Tinkering with the Master Control System

Laura Tyler Perryman engineers pain and disease management technology for human good

Rockets, amusement parks and the human body share a common element, says Laura Tyler Perryman (’88). They can all be broken down into control systems.
Her work today focuses on giving people who suffer from diabetes a better quality of life. Through her efforts to do this, she co-developed a groundbreaking device to help those who struggle with chronic pain.

Perryman is the CEO and co-founder of Stimwave, and co-inventor of the company’s nerve stimulator device, which she says can “help block pain signals from reaching the brain” when properly deployed. The Stimwave system is innovative not in what it does, but in how it does it. It’s a micro-sized implant powered by a small controller worn outside the body.

The Stimwave nerve stimulator.

“Other companies that existed before us have a very large device that’s about three or four times the size of a pacemaker, and has a battery in it. You have to implant it in the body through surgery, and you have to undergo general anesthesia for that to take place. Our device is so disruptive and unique because it fits through a needle, and slides in under local [anesthetic]. We leverage nanotechnology to create a very small device.”

The Food and Drug Administration approved the device for use in humans in early 2016 — just five years after Perryman co-founded the company with Patrick Larson, its vice president of research and development.

The stimulator operates totally passively; it has no internal energy source and does not require surgery.

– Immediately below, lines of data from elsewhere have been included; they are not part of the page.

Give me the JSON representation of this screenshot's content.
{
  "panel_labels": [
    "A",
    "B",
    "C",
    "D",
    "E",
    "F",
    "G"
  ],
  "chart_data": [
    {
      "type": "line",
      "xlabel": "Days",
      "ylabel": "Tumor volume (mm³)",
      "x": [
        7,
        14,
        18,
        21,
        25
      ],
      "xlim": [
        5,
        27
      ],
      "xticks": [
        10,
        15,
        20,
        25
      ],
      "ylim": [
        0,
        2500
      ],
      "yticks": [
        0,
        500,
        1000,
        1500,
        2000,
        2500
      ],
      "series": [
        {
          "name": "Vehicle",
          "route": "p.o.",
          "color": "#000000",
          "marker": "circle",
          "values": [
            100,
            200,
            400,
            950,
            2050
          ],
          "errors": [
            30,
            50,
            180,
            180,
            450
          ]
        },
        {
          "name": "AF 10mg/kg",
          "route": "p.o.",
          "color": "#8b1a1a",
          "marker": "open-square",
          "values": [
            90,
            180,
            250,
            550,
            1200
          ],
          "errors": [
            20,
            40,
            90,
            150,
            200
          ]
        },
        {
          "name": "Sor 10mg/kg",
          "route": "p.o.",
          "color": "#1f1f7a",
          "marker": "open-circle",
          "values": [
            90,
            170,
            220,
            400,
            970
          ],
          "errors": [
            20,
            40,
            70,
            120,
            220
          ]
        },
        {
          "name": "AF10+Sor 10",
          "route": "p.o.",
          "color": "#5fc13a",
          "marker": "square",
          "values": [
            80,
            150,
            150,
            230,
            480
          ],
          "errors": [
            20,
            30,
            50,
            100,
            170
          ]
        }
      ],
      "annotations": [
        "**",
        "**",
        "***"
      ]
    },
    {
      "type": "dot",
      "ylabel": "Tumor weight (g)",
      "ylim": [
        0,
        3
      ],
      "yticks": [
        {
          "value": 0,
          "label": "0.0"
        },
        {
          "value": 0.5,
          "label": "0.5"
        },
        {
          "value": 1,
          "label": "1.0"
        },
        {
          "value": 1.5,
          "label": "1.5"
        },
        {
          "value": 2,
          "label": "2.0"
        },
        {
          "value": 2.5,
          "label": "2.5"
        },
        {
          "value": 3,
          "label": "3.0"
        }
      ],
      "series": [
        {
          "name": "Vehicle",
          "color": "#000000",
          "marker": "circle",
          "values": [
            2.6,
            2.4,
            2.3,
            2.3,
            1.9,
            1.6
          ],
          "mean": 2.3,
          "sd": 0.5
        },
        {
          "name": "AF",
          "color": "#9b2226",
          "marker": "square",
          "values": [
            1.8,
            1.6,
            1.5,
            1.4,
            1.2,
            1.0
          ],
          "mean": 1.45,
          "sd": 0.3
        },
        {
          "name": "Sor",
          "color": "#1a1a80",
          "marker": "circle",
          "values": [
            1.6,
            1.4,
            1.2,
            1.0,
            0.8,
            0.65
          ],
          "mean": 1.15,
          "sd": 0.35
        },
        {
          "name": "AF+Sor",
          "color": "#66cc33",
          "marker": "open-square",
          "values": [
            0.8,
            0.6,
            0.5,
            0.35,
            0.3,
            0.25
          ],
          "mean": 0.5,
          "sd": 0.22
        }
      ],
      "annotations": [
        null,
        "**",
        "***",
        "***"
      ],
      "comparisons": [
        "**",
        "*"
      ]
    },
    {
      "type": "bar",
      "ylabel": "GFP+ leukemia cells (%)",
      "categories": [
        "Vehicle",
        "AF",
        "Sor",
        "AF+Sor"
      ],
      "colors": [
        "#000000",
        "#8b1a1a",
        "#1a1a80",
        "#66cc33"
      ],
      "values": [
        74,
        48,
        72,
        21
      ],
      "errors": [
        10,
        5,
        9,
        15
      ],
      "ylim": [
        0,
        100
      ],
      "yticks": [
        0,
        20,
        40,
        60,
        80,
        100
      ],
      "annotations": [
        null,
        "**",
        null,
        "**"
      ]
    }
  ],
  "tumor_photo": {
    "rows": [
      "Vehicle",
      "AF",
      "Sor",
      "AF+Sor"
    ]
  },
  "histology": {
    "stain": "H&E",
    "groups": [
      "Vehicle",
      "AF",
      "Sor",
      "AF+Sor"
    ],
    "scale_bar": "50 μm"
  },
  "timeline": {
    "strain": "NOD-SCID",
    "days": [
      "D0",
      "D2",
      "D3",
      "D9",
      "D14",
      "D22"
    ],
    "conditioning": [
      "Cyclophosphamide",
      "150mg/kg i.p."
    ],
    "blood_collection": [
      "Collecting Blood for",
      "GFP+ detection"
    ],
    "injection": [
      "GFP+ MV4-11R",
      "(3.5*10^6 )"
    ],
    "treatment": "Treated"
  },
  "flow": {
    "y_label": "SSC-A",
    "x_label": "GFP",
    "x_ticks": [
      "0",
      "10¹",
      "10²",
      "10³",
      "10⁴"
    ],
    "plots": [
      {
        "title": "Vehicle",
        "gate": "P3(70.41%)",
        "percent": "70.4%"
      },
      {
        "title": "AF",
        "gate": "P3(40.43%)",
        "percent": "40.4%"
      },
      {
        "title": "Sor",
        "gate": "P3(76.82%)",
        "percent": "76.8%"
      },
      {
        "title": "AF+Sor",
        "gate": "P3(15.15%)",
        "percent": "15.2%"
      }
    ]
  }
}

Given its passive nature, it has even been approved for use by active duty military personnel, Perryman says. “We were the first neuromodulation company to have a DoD [Department of Defense] contract because of the safety profile of the device.”

Head Start

An academic prodigy of sorts, Perryman graduated high school at 16 and started studying aeronautical engineering at Embry-Riddle’s Prescott Campus. As a young woman under the legal drinking age, she found few opportunities to socialize. She focused on her studies instead; took plenty of summer classes; and graduated with a Bachelor of Science degree at 19.

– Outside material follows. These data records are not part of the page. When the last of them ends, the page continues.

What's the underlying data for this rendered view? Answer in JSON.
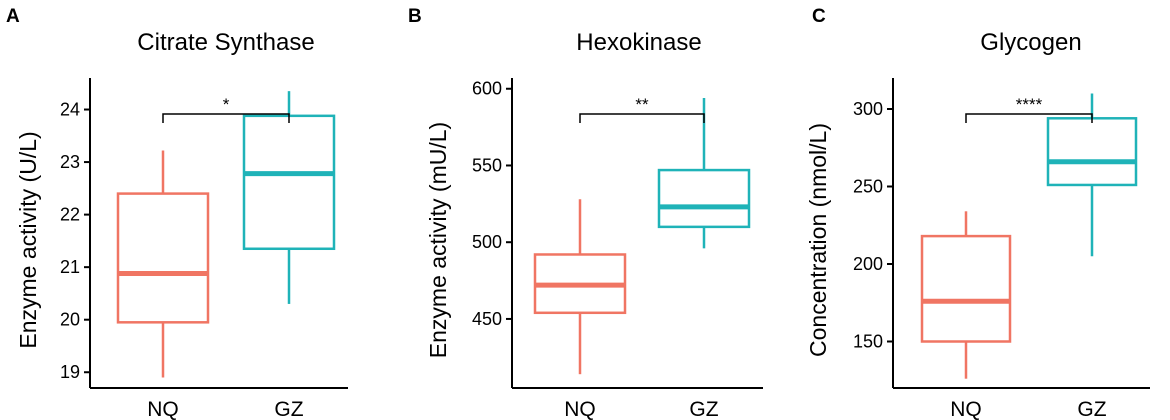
{
  "colors": {
    "NQ": "#F07563",
    "GZ": "#1FB3B8"
  },
  "chart_data": [
    {
      "type": "box",
      "panel": "A",
      "title": "Citrate Synthase",
      "xlabel": "",
      "ylabel": "Enzyme activity (U/L)",
      "ylim": [
        18.7,
        24.6
      ],
      "yticks": [
        19,
        20,
        21,
        22,
        23,
        24
      ],
      "categories": [
        "NQ",
        "GZ"
      ],
      "boxes": [
        {
          "name": "NQ",
          "whisker_low": 18.9,
          "q1": 19.95,
          "median": 20.88,
          "q3": 22.4,
          "whisker_high": 23.22
        },
        {
          "name": "GZ",
          "whisker_low": 20.3,
          "q1": 21.35,
          "median": 22.78,
          "q3": 23.88,
          "whisker_high": 24.35
        }
      ],
      "significance": "*"
    },
    {
      "type": "box",
      "panel": "B",
      "title": "Hexokinase",
      "xlabel": "",
      "ylabel": "Enzyme activity (mU/L)",
      "ylim": [
        405,
        607
      ],
      "yticks": [
        450,
        500,
        550,
        600
      ],
      "categories": [
        "NQ",
        "GZ"
      ],
      "boxes": [
        {
          "name": "NQ",
          "whisker_low": 414,
          "q1": 454,
          "median": 472,
          "q3": 492,
          "whisker_high": 528
        },
        {
          "name": "GZ",
          "whisker_low": 496,
          "q1": 510,
          "median": 523,
          "q3": 547,
          "whisker_high": 594
        }
      ],
      "significance": "**"
    },
    {
      "type": "box",
      "panel": "C",
      "title": "Glycogen",
      "xlabel": "",
      "ylabel": "Concentration (nmol/L)",
      "ylim": [
        120,
        320
      ],
      "yticks": [
        150,
        200,
        250,
        300
      ],
      "categories": [
        "NQ",
        "GZ"
      ],
      "boxes": [
        {
          "name": "NQ",
          "whisker_low": 126,
          "q1": 150,
          "median": 176,
          "q3": 218,
          "whisker_high": 234
        },
        {
          "name": "GZ",
          "whisker_low": 205,
          "q1": 251,
          "median": 266,
          "q3": 294,
          "whisker_high": 310
        }
      ],
      "significance": "****"
    }
  ]
}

“I went to Rocketdyne to work on control systems for their rocket engines, which is about the highest honor I could’ve received [upon graduation]. The Embry-Riddle curriculum gave me all the tools to succeed in every segment, starting there,” Perryman says. “The thing about an Embry-Riddle education is that it encourages innovation and thinking outside the box for solving complex, system-level problems.”

She went on to work at Walt Disney Imagineering and Rockwell Semiconductors in engineering and project management roles, and after 10 years working for Fortune 500 companies, migrated to more entrepreneurial environments with successful business startups and mergers. Perryman retired from industry work just 20 years after graduating from Embry-Riddle. It freed her up to focus on something that had been troubling her since her father passed away in 1987 from advanced-stage type 2 diabetes.

“The problem with diabetes is that it comes on rapidly. He deteriorated very fast,” she says. “There are a lot better medications now than in 1985-86, and earlier detection. People live longer than they used to, but it’s definitely not a good quality of life. That’s why I was looking into ways to help the body regulate its own insulin.”

Bodies as Machines

Examining closed-loop insulin control systems during her Ph.D. studies triggered her passion for determining how to change a machine’s response to an input. “It goes all the way back, even to my undergrad at Embry-Riddle. I was always focused on control systems,” Perryman says.

She was able to use the knowledge she gained throughout her career to develop with Larson a tiny dipole antenna that could receive electrical power wirelessly from an external control unit to generate desired neural responses.

Though managing diabetes was her motivation, a tactical change was necessary in order to create a viable product. “We saw that pain management had the largest number of users of electrical energy intervention. We thought this would be the fastest and easiest roadmap to get this device on the market,” Perryman says.

Pragmatism won the day, but Perryman still sees a lot of potential on the horizon for their technology. “We want to get this established as the standard in the industry. Then we’ll go on to research modalities like thyroid control that are less far along in solutions.”

Her advice to others searching for their professional niche: “The most important thing is to realize that you don’t have to be pigeonholed for an entire career with what you started out learning. You should learn something you’re super interested in, even though you might take that knowledge and apply it in a different way. You just have to be passionate about what you’re doing at the time that you’re doing it.”

Editor’s Note: In 2017, Perryman was inducted into the Prescott Campus Chancellor’s Hall of Fame.